Sugar babies springing up across campus
Jesse Colautti | Fulcrum Contributor
THINGS NOT GOING well in your love life? Find yourself struggling to make ends meet? Well, apparently there’s a new solution to both of these problems: sugar daddies!
Not familiar with the term? Here’s a definition to help you out, from the website SeekingArrangements.com—touted as your number-one sugar-daddy and sugar-baby destination: “The modern sugar daddy is a successful and generous man who is willing to pamper and offer financial help or gifts to a young person in return for friendship and companionship.”
Oh, and don’t worry, boys, there are plenty of sugar mamas on the website too.
Not convinced such an arrangement is for you? Well, don’t take my word for it—why don’t we let the testimony of one of the website’s sugar babies do the talking.
“Men my age are too immature. My current arrangement is wonderful. Unlike other cash strapped students, I am pampered with expensive gifts. My sugar daddy is the sweetest man I know. He is my mentor, my benefactor and my lover,” says a sugar baby college sophomore.
Call me old-fashioned, but maybe I’m not quite ready to so blatantly mix business and pleasure.
I’m not saying it’s impossible for someone to find genuine love through such a website. I’m sure there are at least a few cases where arrangements like this have led to a happily-ever-after, but can you imagine telling the story of how you met to your friends? “Well, I was desperate for cash and he was desperate for a university student… So after $20,000 exchanged hands, something magical happened!”
The realities of university have sapped the romanticism out of a bunch of things for me.
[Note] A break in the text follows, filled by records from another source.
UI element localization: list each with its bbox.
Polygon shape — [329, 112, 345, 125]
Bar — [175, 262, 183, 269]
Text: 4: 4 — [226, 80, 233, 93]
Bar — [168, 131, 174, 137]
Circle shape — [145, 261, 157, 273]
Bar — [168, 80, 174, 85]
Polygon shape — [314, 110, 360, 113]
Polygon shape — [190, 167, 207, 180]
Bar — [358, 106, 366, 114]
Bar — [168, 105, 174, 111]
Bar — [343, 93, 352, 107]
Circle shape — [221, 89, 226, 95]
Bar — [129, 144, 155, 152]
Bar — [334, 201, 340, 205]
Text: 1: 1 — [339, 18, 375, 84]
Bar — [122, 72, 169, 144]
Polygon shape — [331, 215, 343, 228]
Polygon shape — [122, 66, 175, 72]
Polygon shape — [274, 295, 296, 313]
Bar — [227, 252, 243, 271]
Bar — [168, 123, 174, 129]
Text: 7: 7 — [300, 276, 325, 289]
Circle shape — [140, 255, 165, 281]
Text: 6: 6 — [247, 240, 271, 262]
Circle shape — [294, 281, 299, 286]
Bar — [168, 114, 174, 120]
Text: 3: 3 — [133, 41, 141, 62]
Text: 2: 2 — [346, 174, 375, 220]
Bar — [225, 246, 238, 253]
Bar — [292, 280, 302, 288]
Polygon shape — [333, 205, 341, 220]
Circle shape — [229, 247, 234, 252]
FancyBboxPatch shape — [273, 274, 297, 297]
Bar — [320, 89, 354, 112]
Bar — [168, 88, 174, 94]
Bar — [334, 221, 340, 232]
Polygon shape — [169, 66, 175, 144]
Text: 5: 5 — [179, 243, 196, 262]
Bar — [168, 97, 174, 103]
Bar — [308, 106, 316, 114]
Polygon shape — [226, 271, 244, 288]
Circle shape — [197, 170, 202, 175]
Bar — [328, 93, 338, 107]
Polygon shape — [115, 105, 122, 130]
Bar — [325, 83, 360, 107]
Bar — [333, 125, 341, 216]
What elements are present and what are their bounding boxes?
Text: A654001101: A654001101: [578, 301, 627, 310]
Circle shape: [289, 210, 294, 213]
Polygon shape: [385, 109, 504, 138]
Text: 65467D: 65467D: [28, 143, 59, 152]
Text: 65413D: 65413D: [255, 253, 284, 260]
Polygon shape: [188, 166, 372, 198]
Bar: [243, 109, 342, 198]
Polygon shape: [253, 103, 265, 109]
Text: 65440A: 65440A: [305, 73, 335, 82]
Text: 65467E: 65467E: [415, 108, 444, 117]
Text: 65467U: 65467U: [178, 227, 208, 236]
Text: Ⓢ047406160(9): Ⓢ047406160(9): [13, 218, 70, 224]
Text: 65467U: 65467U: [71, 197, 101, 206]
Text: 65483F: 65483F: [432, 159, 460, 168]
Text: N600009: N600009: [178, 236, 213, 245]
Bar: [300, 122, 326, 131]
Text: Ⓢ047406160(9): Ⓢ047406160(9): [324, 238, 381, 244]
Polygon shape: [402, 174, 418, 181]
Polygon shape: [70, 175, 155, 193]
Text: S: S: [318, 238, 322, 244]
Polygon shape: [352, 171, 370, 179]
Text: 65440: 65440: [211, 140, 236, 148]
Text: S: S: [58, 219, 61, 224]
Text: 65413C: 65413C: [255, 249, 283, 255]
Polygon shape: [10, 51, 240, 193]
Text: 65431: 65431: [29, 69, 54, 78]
I now choose my classes purely on the basis of whether the coursework is easy enough to help me maintain my average. Meals have become a chore that I try to get through as quickly and cheaply as possible, and nights out are measured in how much they are going to cost me. Despite all that, I’m still not ready to commodify the most intimate of human interactions as a means to get through school. If I were to do that, what would be holding me back from a life of complete apathy?
I think what bothers me most about this website is the language they use to describe the arrangements. You can use the words companionship and friendship to describe what is being exchanged for money, but we all know what you’re talking about: It’s prostitution, and whether or not one agrees with this is their prerogative. Just don’t try to play it off as anything different.
This isn’t a rant against sex workers. I’m mostly just shocked that this website has taken off within our university community. Our school apparently has the second-most profiles listed on the site in Canada—the first is Ryerson. Has university become that expensive and difficult that these types of arrangements are necessary? I can’t believe that. As someone who has scraped his way through three years of university living off scholarships, bursaries, and unfulfilling part-time jobs, I can’t see this as anything other than lazy and morally questionable. I hate to sound like my father, but what happened to good ol’ fashioned gumption?
Next weekend you will find me at the most run-down bar in Ottawa, tired from my latest shift as a cashier, dressed in cheap clothing, and drinking the worst beer on the menu, all while trying to find a girl I can bond with over the stresses of university life, at least for a little while. There’s no guarantee I’ll find her, and odds are I’ll be 20 bucks worse off than when I started, but when I do, oh, I’ll have quite the story to tell.